There's more to it than just jerkiness caused by batching. The GC will do collection runs at inappropriate times, and that can cause slow downs well in excess of an otherwise identical application with manual memory management. For example, I've seen 3x performance penalty caused by the GC doing collection runs at the wrong times. The fix required manually disabling the GC during certain points and re-enabling afterwards.

The 2 or 3 lines of extra code I inserted to fix the 3x performance penalty was a lot easier than performing full manual management, but it means that you cannot sit back and expect the GC to always do the right thing.

--rt

January 08, 2013
On Monday, 7 January 2013 at 23:13:13 UTC, H. S. Teoh wrote:
> ...
>
> Crippling the language to cater to the 10% crowd who want to squeeze
> every last drop of performance from the hardware is the wrong approach
> IMO.
>
>
> T

Agreed.

Having used GC languages for the last decade, I think the cases where manual memory management is really required are very few.

Even if one is forced to do manual memory management over GC, it is still better to have the GC around than do everything manually.

But this is based on my experience doing business applications, desktop and server side or services/daemons.

Other's experience may vary.

--
Paulo
January 08, 2013
On Monday, 7 January 2013 at 17:19:25 UTC, Jonathan M Davis wrote:
> On Monday, January 07, 2013 17:55:35 Rob T wrote:
>> On Monday, 7 January 2013 at 16:12:22 UTC, mist wrote:
>> > How is D manual memory management any worse than plain C one?
>> > Plenty of language features depend on GC but stuff that is left
>> > can hardly be named "a lousy excuse". It lacks some convenience
>> > and guidelines based on practical experience but it is already
>> > as capable as some of wide-spread solutions for systems
>> > programming (C).
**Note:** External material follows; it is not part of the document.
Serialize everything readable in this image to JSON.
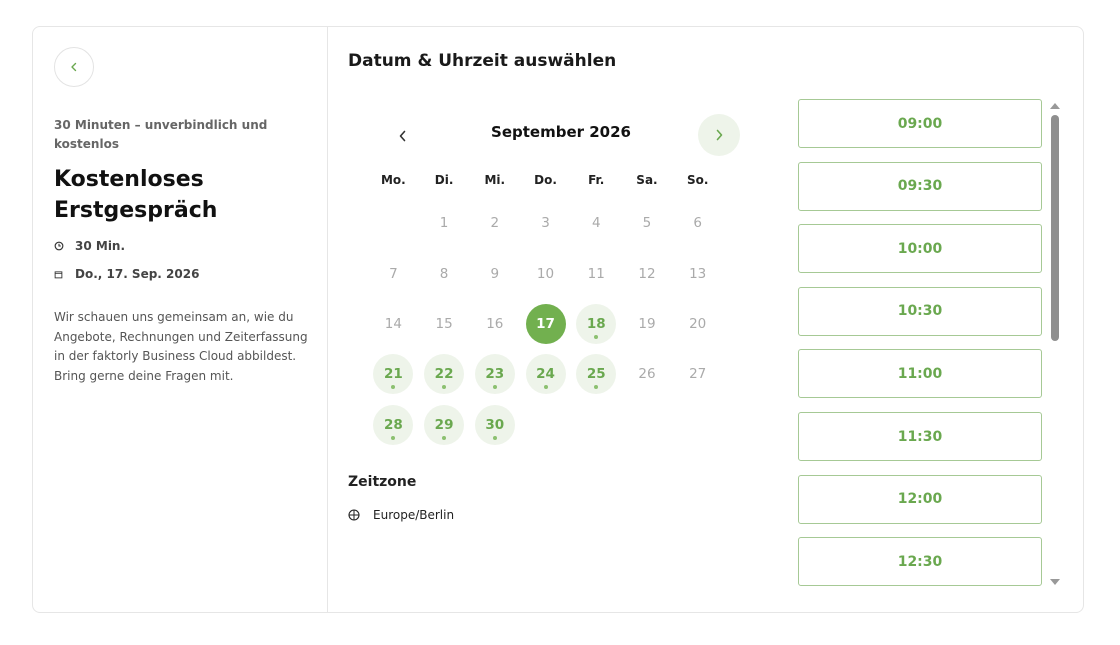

In fact I'd be much more afraid of runtime
>> > issues when doing system stuff than GC ones.
>> 
>> I think the point being made was that built in language features
>> should not be dependent on the need for a GC because it means
>> that you cannot fully use the language without a GC present and
>> active. We can perhaps excuse the std library, but certainly not
>> the language itself, because the claim is made that D's GC is
>> fully optional.
>
> I don't think that any of the documentation or D's developers have ever
> claimed that you could use the full language without the GC. Quite the
> opposite in fact. There are a number of language features that require the GC
> - including AAs, array concatenation, and closures. You _can_ program in D
> without the GC, but you lose features, and there's no way around that. It may
> be the case that some features currently require the GC when they shouldn't,
> but there are definitely features that _must_ have the GC and _cannot_ be
> implemented otherwise (e.g. array concatenation and closures). So, if you want
> to ditch the GC completely, it comes at a cost, and AFAIK no one around here
> is saying otherwise. You _can_ do it though if you really want to.
>
> In general however, the best approach if you want to minimize GC involvement
> is to generally use manual memory management and minimize your usage of
> features that require the GC rather than try and get rid of it entirely,
> because going the extra mile to remove its use completely generally just isn't
> worth it. Kith-Sa posted some good advice on this just the other day, and he's
> written a game engine in D:
>
> http://forum.dlang.org/post/vbsajlgotanuhmmpnspf@forum.dlang.org
>
> - Jonathan M Davis

Just speaking as a bystander but I believe it is becoming apparent that a good guide to using D without the GC is required. We have a growing number of users who could be useful converts doing things like using it as a game engine, giving some general help with approaches and warnings about what does and doesn't require the GC would greatly smooth the process. Sadly I lack the talent to write such a guide.